Straßenaktivisten nehmen neuen Anlauf

Wann wird die Umgehungsstraße gebaut? Platzt der Traum sogar? Die Mirower wollen endlich Klarheit. Mit einem Brief versuchen sie, Verkehrsminister Christian Pegel wachzurütteln. 

Der Lkw-Verkehr nervt die Mirower seit vielen Jahren.
Tobias LEMKE Der Lkw-Verkehr nervt die Mirower seit vielen Jahren.

Die Bürgerinitiative Umgehungsstraße Mirow (BI) nimmt einen neuen Anlauf. Nach der niederschmetternden Nachricht aus dem Oberverwaltungsgericht Mecklenburg-Vorpommern, das der Klage aus Starsow aufschiebende Wirkung zubilligt, hat die BI jetzt an Landes-Verkehrsminister Christian Pegel (SPD) geschrieben.

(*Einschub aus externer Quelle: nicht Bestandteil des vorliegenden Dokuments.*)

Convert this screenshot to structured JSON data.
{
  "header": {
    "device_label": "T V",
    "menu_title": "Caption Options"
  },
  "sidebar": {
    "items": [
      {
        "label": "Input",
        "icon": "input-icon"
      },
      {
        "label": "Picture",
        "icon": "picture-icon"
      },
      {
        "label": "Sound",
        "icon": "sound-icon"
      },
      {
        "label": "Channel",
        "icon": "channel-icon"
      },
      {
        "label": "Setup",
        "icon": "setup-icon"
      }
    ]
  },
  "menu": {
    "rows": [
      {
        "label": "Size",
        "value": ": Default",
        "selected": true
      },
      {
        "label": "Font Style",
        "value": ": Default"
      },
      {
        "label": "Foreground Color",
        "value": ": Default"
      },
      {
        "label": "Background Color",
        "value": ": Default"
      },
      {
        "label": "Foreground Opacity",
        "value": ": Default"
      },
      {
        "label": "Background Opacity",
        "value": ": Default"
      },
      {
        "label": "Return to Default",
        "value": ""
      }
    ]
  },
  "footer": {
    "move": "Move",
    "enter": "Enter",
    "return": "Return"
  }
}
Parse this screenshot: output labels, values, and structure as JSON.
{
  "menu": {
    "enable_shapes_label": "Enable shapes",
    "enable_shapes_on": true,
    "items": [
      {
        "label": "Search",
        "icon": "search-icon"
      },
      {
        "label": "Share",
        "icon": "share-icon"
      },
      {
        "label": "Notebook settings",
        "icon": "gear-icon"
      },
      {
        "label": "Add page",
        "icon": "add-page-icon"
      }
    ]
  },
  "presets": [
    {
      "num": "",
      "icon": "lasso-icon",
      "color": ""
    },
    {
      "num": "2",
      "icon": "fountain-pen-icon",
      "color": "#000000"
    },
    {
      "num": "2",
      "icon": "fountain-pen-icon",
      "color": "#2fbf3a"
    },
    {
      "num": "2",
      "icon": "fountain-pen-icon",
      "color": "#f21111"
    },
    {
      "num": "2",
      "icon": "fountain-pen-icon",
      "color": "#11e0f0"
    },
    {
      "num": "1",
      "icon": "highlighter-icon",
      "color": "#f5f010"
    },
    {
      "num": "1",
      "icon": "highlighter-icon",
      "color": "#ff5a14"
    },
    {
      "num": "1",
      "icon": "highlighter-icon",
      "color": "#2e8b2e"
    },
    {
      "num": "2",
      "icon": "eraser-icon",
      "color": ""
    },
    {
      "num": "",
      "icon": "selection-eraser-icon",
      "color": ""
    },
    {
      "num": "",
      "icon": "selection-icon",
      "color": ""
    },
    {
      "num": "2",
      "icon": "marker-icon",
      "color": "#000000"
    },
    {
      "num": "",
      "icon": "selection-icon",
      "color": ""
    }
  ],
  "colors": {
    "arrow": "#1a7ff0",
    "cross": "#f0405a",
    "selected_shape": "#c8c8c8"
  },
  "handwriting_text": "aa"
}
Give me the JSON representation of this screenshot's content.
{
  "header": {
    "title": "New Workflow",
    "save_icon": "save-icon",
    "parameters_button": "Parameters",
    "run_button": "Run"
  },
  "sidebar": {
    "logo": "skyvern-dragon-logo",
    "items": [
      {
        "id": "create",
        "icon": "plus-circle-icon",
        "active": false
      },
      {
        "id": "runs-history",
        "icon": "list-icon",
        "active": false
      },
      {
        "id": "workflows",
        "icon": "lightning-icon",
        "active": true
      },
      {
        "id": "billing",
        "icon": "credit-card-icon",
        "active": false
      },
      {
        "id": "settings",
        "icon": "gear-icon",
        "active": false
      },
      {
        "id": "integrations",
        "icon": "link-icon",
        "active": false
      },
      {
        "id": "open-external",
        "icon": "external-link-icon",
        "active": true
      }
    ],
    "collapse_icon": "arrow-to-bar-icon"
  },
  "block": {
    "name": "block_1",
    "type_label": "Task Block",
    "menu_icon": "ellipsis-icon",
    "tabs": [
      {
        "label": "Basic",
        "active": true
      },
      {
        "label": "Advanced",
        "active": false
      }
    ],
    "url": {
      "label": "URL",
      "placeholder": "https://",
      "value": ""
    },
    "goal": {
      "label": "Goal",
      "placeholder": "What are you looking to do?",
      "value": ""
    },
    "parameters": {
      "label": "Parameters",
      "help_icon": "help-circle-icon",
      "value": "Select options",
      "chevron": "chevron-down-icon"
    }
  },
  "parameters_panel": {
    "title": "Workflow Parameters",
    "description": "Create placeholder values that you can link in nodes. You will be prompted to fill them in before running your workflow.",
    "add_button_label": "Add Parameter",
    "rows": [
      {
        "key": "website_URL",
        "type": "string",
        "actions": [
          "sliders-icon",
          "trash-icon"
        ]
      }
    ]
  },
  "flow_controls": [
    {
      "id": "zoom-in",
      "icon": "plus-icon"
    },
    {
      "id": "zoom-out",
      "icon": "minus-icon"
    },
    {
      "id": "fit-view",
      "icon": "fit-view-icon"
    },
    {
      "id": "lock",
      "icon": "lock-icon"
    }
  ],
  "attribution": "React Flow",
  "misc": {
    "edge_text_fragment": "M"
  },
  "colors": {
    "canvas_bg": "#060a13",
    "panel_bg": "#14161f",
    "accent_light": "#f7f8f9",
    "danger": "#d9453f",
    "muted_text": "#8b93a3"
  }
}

„Wir sind entsetzt“, schreibt Volker Graf Bethusy-Huc im Namen vieler frustrierter Mirower. „Nach Aussagen der mit der Planung befassten Behörden sollten die Arbeiten besonders gewissenhaft vorbereitet und durchgeführt werden, um jedweden Ansatzpunkt für eine Klage auszuschließen. Mit diesen Beteuerungen wurde der sich ständig verlängernde Zeitbedarf für die Planung gegenüber den Mirowern begründet. Nun muss festgestellt werden, dass von Fachexperten simple Fehler im Planfeststellungsverfahren gemacht wurden und den Bau auf unbestimmte Zeit, vielleicht auf Jahre, verzögern, unter Umständen sogar ganz verhindern“, schreiben die Mirower an den Verkehrsminister.

Angebote für die Klägerin

Die Bürgerinitiative fragt: „Wie konnte es zu den offensichtlichen, planungsrechtlichen Fehlern kommen? Welche Amtsstube, welche Experten haben ihr Handwerk hier nicht beherrscht? Wer trägt für dieses Desaster die Verantwortung?“. Die Bürgerinitiative schlägt vor: „Will man abwarten, bis das Oberverwaltungsgericht in Greifswald in vielleicht sechs, zwölf oder 15 Monaten entscheidet, oder kann man das fehlerhafte Verfahren unabhängig vom Gerichtsentscheid zeitnah neu und diesmal richtig einleiten und damit wertvolle Zeit gewinnen? Könnte eventuell der Klägerin zur Rücknahme der Klage eine Lärmschutzaufschüttung im Bereich Starsow angeboten werden?“ Die Bürgerinitiative erwartet: „Von verantwortlicher Seite dringend und zeitnah eine Erklärung und Auskunft, welche Maßnahmen das Infrastrukturministerium nun einleiten will und kann.“

Am Donnerstag, dem 11. Februar, ruft die BI zu ihrer nächsten Straßendemo auf. Treffpunkt ist um 18 Uhr in der Schulkurve auf der Ortsdurchfahrt. BI-Sprecher Marian Lopuszanski hofft, bis dahin Informationen vom Ministerium bekommen zu haben und diese bei der Demo bekannt geben zu können. Alle Mirower sind herzlich willkommen.